The Sky is Pink Review - A Mellow, Moving Tale of Life

PUBLISHED DATE : 13/Oct/2019

The Sky is Pink Review - A Mellow, Moving Tale of Life

The Sky is Pink Review - A Mellow, Moving Tale of Life

Suhansid Srikanth

 


The word to describe Shonali Bose's directorial 'The Sky is Pink' is 'mellow'. The film adsorbs in its mood of patience, care, rehab and coming face to face with reality. Its inspired from a real life story of a mother who stood against all the odds of life to save her daughter. 

 

 

Priyanka Chopra shines in her role as a super mother. She wipes off the melodrama with her range. Be it the supportive traits she portray or the vulnerability she outbursts when her one dream to make her daughter survive collapses.. she is brilliant! The psychotic breakdown her character undergoes works big time because of the miniscule efforts she takes in building up the character's mood graph to that point! 

 

Farhan Akthar impresses with a short-tempered yet helpless husband who suffers between what he wants and what's out there. The chemistry here is more of a companionship and the duo putforth a beautiful job in bringing out the intimacy the couple share! Rohit Sharaf who plays Aisha's brother is a charm! He brings a vibrance to the film and balances out for all the darkness it travels in! 

Zaira Wasim plays Aisha, the deceased daughter suffering with terminal disorders one after the other. The portrayal comes bookish but what makes up for it is the mood that surrounds the film! The ambience emits a sense of tragedy and it is what that keeps us hooked to the 'how' than the 'what'.

Where the film outlooks is when the setup keeps getting increasingly sophisticated.

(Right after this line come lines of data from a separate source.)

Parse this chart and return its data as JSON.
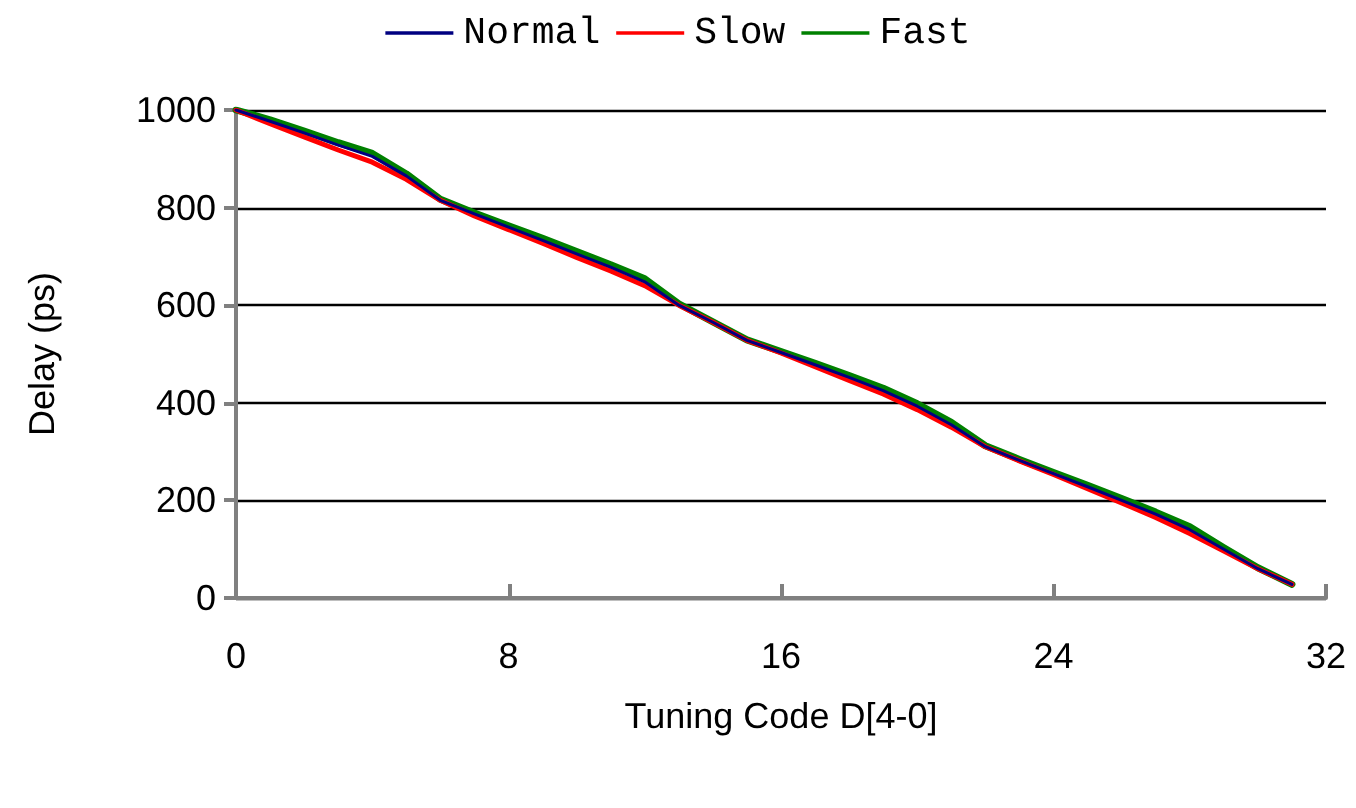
{
  "chart_data": {
    "type": "line",
    "xlabel": "Tuning Code D[4-0]",
    "ylabel": "Delay (ps)",
    "x": [
      0,
      1,
      2,
      3,
      4,
      5,
      6,
      7,
      8,
      9,
      10,
      11,
      12,
      13,
      14,
      15,
      16,
      17,
      18,
      19,
      20,
      21,
      22,
      23,
      24,
      25,
      26,
      27,
      28,
      29,
      30,
      31
    ],
    "series": [
      {
        "name": "Normal",
        "color": "#000080",
        "values": [
          1000,
          977,
          953,
          928,
          905,
          865,
          815,
          787,
          760,
          733,
          705,
          678,
          648,
          600,
          565,
          528,
          503,
          478,
          452,
          425,
          393,
          355,
          310,
          282,
          255,
          228,
          200,
          172,
          140,
          100,
          60,
          28
        ]
      },
      {
        "name": "Slow",
        "color": "#ff0000",
        "values": [
          1000,
          972,
          945,
          918,
          893,
          858,
          815,
          783,
          755,
          727,
          698,
          670,
          640,
          600,
          565,
          528,
          502,
          474,
          446,
          418,
          386,
          350,
          310,
          281,
          253,
          224,
          195,
          165,
          132,
          96,
          60,
          28
        ]
      },
      {
        "name": "Fast",
        "color": "#008000",
        "values": [
          1000,
          980,
          957,
          933,
          911,
          869,
          817,
          789,
          763,
          737,
          710,
          683,
          654,
          603,
          566,
          529,
          505,
          481,
          456,
          430,
          398,
          360,
          312,
          284,
          257,
          231,
          204,
          176,
          146,
          103,
          62,
          28
        ]
      }
    ],
    "xlim": [
      0,
      32
    ],
    "xticks": [
      0,
      8,
      16,
      24,
      32
    ],
    "ylim": [
      0,
      1000
    ],
    "yticks": [
      0,
      200,
      400,
      600,
      800,
      1000
    ],
    "grid": "y",
    "legend": "top",
    "marker": "none",
    "line_style": "solid"
  }
}
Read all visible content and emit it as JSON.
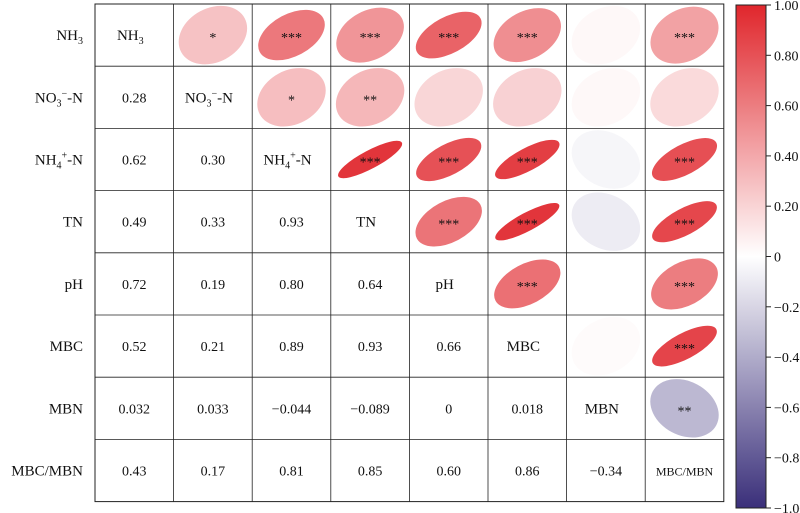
{
  "chart_data": {
    "type": "heatmap",
    "title": "",
    "variables": [
      "NH3",
      "NO3−-N",
      "NH4+-N",
      "TN",
      "pH",
      "MBC",
      "MBN",
      "MBC/MBN"
    ],
    "variable_labels": [
      {
        "base": "NH",
        "sub": "3",
        "sup": "",
        "tail": ""
      },
      {
        "base": "NO",
        "sub": "3",
        "sup": "−",
        "tail": "-N"
      },
      {
        "base": "NH",
        "sub": "4",
        "sup": "+",
        "tail": "-N"
      },
      {
        "base": "TN",
        "sub": "",
        "sup": "",
        "tail": ""
      },
      {
        "base": "pH",
        "sub": "",
        "sup": "",
        "tail": ""
      },
      {
        "base": "MBC",
        "sub": "",
        "sup": "",
        "tail": ""
      },
      {
        "base": "MBN",
        "sub": "",
        "sup": "",
        "tail": ""
      },
      {
        "base": "MBC/MBN",
        "sub": "",
        "sup": "",
        "tail": ""
      }
    ],
    "matrix": [
      [
        1,
        0.28,
        0.62,
        0.49,
        0.72,
        0.52,
        0.032,
        0.43
      ],
      [
        0.28,
        1,
        0.3,
        0.33,
        0.19,
        0.21,
        0.033,
        0.17
      ],
      [
        0.62,
        0.3,
        1,
        0.93,
        0.8,
        0.89,
        -0.044,
        0.81
      ],
      [
        0.49,
        0.33,
        0.93,
        1,
        0.64,
        0.93,
        -0.089,
        0.85
      ],
      [
        0.72,
        0.19,
        0.8,
        0.64,
        1,
        0.66,
        0,
        0.6
      ],
      [
        0.52,
        0.21,
        0.89,
        0.93,
        0.66,
        1,
        0.018,
        0.86
      ],
      [
        0.032,
        0.033,
        -0.044,
        -0.089,
        0,
        0.018,
        1,
        -0.34
      ],
      [
        0.43,
        0.17,
        0.81,
        0.85,
        0.6,
        0.86,
        -0.34,
        1
      ]
    ],
    "coefficient_labels": [
      [
        "",
        "",
        "",
        "",
        "",
        "",
        "",
        ""
      ],
      [
        "0.28",
        "",
        "",
        "",
        "",
        "",
        "",
        ""
      ],
      [
        "0.62",
        "0.30",
        "",
        "",
        "",
        "",
        "",
        ""
      ],
      [
        "0.49",
        "0.33",
        "0.93",
        "",
        "",
        "",
        "",
        ""
      ],
      [
        "0.72",
        "0.19",
        "0.80",
        "0.64",
        "",
        "",
        "",
        ""
      ],
      [
        "0.52",
        "0.21",
        "0.89",
        "0.93",
        "0.66",
        "",
        "",
        ""
      ],
      [
        "0.032",
        "0.033",
        "−0.044",
        "−0.089",
        "0",
        "0.018",
        "",
        ""
      ],
      [
        "0.43",
        "0.17",
        "0.81",
        "0.85",
        "0.60",
        "0.86",
        "−0.34",
        ""
      ]
    ],
    "significance": [
      [
        "",
        "*",
        "***",
        "***",
        "***",
        "***",
        "",
        "***"
      ],
      [
        "",
        "",
        "*",
        "**",
        "",
        "",
        "",
        ""
      ],
      [
        "",
        "",
        "",
        "***",
        "***",
        "***",
        "",
        "***"
      ],
      [
        "",
        "",
        "",
        "",
        "***",
        "***",
        "",
        "***"
      ],
      [
        "",
        "",
        "",
        "",
        "",
        "***",
        "",
        "***"
      ],
      [
        "",
        "",
        "",
        "",
        "",
        "",
        "",
        "***"
      ],
      [
        "",
        "",
        "",
        "",
        "",
        "",
        "",
        "**"
      ],
      [
        "",
        "",
        "",
        "",
        "",
        "",
        "",
        ""
      ]
    ],
    "lower_triangle": "numbers",
    "upper_triangle": "ellipses",
    "colorbar": {
      "range": [
        -1,
        1
      ],
      "ticks": [
        "1.00",
        "0.80",
        "0.60",
        "0.40",
        "0.20",
        "0",
        "−0.20",
        "−0.40",
        "−0.60",
        "−0.80",
        "−1.00"
      ],
      "tick_values": [
        1,
        0.8,
        0.6,
        0.4,
        0.2,
        0,
        -0.2,
        -0.4,
        -0.6,
        -0.8,
        -1
      ],
      "colors": {
        "negative": "#3a2f7a",
        "zero": "#ffffff",
        "positive": "#e0262c"
      },
      "placement": "right"
    }
  }
}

The tale happens in villas of London & New Delhi. The financial stability is checked green. The only factor to be concerned about is the emotional arc. Somehow I felt that Shoojit Sircar's October did a much more better outing in the theme than this. And the main reason for that is how much we could relate the characters and the victim to ourselves. Here, despite the most genuine performances of Farhan and Priyanka, the roles stand elite! 
Pritam's score spells a vibe. The cinematography in pastel tinted tone by Kartik Vijay and Nick Cooke narrates the mood as much as possible. Manas Mittal's editing that keeps to and fro between the past and present is novelistically done. The transformations in the looks of the actors also come up very much convincing. 
I wish the story of Aisha is told through her performances as much as we hear her. Since for almost one half of the film, we don't get to see her (we see her as a child, a kid etc..).. it feels bit odd to empathize with her sufferings in the death bed. We didn't have enough screentime with her to connect. And, for the title, as much as it is beautiful and metaphorical.. I wonder why they made that scene with the brother to ask 'Why can't the sky be pink?'. Why not make Aisha ask that? Yes! May be.. it happened that way in real life.. but why not take the cinematic license here? But, nevertheless.. the film holds a scent of longing! One that's rare to come out from Bollywood! 
Bottomline

Shonali Bose's 'The Sky is Pink' starring Priyanka Chopra, Farhan Akthar and Zaira Wasim is a moving tale of a family, quietly going through a destruction! Priyanka shines in this film in a role that seeds hope even in the darkest hours of reality!